L'incertitude dans les procédures de soins chirurgicaux entraîne des complications pouvant atteindre 25 % des patients, entraînant chaque année un million de décès pendant ou peu après l'opération.
Entre-temps, très peu de cas ont été signalés au Kosovo concernant ces éventuelles erreurs médicales. Dans le cadre de la procédure d'enquête, toutefois, il n'y aurait qu'un seul cas.
Laureta Ulaj, responsable de l'information par le Procureur fondateur à Pristina, a déclaré que tout au long de 2019, il n'y a eu qu'un seul cas, pour un traitement médical irresponsable.
La procédure fondamentale de Pristina, en 2018, a accepté sept cas de traitement, liés à des activités criminelles, des traitements médicaux irresponsables, par l'article 260 du Code pénal de la République du Kosovo. Entre-temps, le procureur constitutionnel de Pristina, depuis le début de 2019 jusqu'à maintenant, a accepté une affaire de même nature”, a déclaré Ulaj.
Le chirurgien abdominal Ferat Sallah, simultanément directeur de la chirurgie abdominale au Centre clinique universitaire du Kosovo, a déclaré à Free Europe Radio que les erreurs des médecins “recouvrent souvent le sol”.
Il dit que cela est particulièrement vrai des cas de traumatismes tels que des accidents ou des attaques contre des patients lorsqu'ils marquent des retards dans les traitements médicaux.

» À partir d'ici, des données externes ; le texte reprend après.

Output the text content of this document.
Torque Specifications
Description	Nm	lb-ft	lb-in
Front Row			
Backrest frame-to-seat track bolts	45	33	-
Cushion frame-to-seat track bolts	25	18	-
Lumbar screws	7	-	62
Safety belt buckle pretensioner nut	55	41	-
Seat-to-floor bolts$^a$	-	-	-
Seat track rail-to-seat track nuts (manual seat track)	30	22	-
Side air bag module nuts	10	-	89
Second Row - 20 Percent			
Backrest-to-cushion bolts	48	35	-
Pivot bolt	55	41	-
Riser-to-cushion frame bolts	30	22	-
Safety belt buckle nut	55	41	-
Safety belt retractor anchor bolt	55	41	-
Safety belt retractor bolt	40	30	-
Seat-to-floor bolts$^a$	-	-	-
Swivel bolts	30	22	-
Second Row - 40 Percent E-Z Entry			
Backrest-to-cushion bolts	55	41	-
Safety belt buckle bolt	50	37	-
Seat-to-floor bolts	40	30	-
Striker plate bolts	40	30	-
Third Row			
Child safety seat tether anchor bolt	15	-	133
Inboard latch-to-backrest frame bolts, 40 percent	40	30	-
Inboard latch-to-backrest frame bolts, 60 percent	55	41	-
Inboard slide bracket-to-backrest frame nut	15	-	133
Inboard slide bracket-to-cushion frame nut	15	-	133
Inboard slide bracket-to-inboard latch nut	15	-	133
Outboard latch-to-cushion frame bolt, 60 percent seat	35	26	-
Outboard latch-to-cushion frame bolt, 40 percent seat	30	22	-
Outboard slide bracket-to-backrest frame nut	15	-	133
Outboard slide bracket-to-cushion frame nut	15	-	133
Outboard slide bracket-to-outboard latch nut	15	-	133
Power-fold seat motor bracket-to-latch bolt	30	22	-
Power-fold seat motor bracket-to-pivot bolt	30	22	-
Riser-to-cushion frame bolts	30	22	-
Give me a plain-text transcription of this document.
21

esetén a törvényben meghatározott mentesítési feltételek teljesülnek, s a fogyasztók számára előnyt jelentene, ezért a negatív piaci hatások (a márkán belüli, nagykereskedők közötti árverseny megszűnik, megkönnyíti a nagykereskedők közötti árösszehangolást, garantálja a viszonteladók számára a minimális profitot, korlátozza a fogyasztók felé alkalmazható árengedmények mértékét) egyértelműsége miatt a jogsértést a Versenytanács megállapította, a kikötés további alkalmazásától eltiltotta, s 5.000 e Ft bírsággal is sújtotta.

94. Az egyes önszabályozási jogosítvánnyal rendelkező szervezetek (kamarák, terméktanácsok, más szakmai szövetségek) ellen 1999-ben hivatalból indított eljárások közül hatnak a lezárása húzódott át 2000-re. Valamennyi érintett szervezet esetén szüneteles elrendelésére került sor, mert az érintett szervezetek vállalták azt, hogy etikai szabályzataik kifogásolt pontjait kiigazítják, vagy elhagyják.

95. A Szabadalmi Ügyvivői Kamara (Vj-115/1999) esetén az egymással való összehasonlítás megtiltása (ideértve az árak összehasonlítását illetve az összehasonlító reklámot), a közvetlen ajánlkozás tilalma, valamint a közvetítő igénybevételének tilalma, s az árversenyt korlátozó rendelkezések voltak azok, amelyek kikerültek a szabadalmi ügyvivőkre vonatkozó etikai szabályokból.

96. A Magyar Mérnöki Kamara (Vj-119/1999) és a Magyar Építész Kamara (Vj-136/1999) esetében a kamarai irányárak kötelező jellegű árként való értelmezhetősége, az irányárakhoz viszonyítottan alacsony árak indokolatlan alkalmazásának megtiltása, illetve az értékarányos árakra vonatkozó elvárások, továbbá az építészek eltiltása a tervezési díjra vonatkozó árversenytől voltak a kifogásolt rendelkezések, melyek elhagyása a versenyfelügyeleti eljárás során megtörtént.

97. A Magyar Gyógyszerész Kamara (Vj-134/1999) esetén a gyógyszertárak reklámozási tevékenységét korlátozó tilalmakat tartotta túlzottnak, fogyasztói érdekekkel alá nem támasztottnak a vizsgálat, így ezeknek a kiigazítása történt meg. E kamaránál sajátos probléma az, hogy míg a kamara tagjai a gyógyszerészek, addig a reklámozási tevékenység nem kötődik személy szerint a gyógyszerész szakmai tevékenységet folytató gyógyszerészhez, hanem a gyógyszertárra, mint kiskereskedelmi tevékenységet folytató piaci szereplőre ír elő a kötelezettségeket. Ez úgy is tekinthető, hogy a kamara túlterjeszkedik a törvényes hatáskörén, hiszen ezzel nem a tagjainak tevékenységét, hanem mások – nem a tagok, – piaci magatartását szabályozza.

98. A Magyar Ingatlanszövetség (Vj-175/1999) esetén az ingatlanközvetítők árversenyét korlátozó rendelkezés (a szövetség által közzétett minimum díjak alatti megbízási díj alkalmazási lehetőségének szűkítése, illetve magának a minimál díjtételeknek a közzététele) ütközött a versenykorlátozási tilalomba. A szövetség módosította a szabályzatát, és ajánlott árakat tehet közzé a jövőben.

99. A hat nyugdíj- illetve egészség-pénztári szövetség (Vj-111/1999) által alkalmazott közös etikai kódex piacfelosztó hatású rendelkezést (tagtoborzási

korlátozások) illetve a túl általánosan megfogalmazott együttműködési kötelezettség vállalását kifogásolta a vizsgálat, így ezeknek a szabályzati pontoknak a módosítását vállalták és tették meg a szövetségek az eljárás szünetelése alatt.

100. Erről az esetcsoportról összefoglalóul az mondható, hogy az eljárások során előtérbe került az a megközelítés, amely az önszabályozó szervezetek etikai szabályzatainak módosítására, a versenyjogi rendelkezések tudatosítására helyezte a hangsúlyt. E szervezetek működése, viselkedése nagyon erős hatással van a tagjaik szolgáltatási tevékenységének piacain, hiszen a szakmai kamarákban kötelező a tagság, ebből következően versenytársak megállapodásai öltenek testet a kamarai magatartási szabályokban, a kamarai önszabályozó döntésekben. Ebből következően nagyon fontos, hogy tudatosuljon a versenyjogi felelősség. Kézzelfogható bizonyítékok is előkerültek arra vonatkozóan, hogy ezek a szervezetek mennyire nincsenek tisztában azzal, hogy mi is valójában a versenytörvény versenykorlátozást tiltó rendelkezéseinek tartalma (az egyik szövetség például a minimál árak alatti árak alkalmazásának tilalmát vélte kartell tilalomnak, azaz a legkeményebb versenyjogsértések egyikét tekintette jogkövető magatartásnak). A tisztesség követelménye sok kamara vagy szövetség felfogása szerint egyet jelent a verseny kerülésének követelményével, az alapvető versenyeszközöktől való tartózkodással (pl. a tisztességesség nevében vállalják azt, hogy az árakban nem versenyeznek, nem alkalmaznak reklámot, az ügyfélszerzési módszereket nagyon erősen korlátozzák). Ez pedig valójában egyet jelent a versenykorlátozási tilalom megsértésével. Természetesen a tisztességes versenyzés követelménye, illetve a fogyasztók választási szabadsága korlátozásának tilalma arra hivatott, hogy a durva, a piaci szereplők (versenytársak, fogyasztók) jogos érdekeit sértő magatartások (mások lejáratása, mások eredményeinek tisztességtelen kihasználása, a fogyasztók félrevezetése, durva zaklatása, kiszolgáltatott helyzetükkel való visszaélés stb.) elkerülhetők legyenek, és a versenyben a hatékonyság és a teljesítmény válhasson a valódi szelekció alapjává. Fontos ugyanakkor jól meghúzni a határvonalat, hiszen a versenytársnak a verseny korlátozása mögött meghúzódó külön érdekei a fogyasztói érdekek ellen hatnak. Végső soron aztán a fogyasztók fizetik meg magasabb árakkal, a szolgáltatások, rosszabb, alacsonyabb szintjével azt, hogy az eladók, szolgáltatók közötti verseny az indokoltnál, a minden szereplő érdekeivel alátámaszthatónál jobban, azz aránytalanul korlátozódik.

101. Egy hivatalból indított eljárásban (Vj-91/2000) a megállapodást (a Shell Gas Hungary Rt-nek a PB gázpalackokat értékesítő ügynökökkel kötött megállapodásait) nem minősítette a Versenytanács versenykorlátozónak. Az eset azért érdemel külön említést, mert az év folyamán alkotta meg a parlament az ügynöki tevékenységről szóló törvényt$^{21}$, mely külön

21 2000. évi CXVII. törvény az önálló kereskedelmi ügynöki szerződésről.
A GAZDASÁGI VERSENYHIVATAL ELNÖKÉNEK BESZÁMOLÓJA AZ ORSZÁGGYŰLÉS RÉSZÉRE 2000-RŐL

“Des erreurs professionnelles souvent commises peuvent exister, et en règle générale, chaque erreur commise suggère au chirurgien qu'une erreur non intentionnelle n'est pas répétée. Pendant ce temps, lorsque les patients n'arrivent pas à temps, les erreurs peuvent être fatales, et malheureusement, l'erreur éventuelle couvre le sol. La raison en est qu'en raison du retard du patient, de l'effusion de sang, de la non-profession de l'assistance professionnelle sur les lieux, puis de la chirurgie rapide... mais que le patient souffre de la vie. Ces cas exigent toujours que les patients ne se répètent pas, et nous exigeons que les patients entrent dans l'obésité. Cependant, les membres de la famille dans 99 pour cent des cas refusent, et l'erreur couvre le sol, a déclaré Sacha.
Autrement, ces dernières années, au Kosovo, le nombre d'autopsies a diminué considérablement, disent les professionnels de la santé. Ils soulignent qu'avant la guerre, avant 1998-1999 respectivement, les cas d'autopsie étaient jusqu'à 45 p. 100, alors que ces dernières années, leur nombre ne s'élève que à 2 p.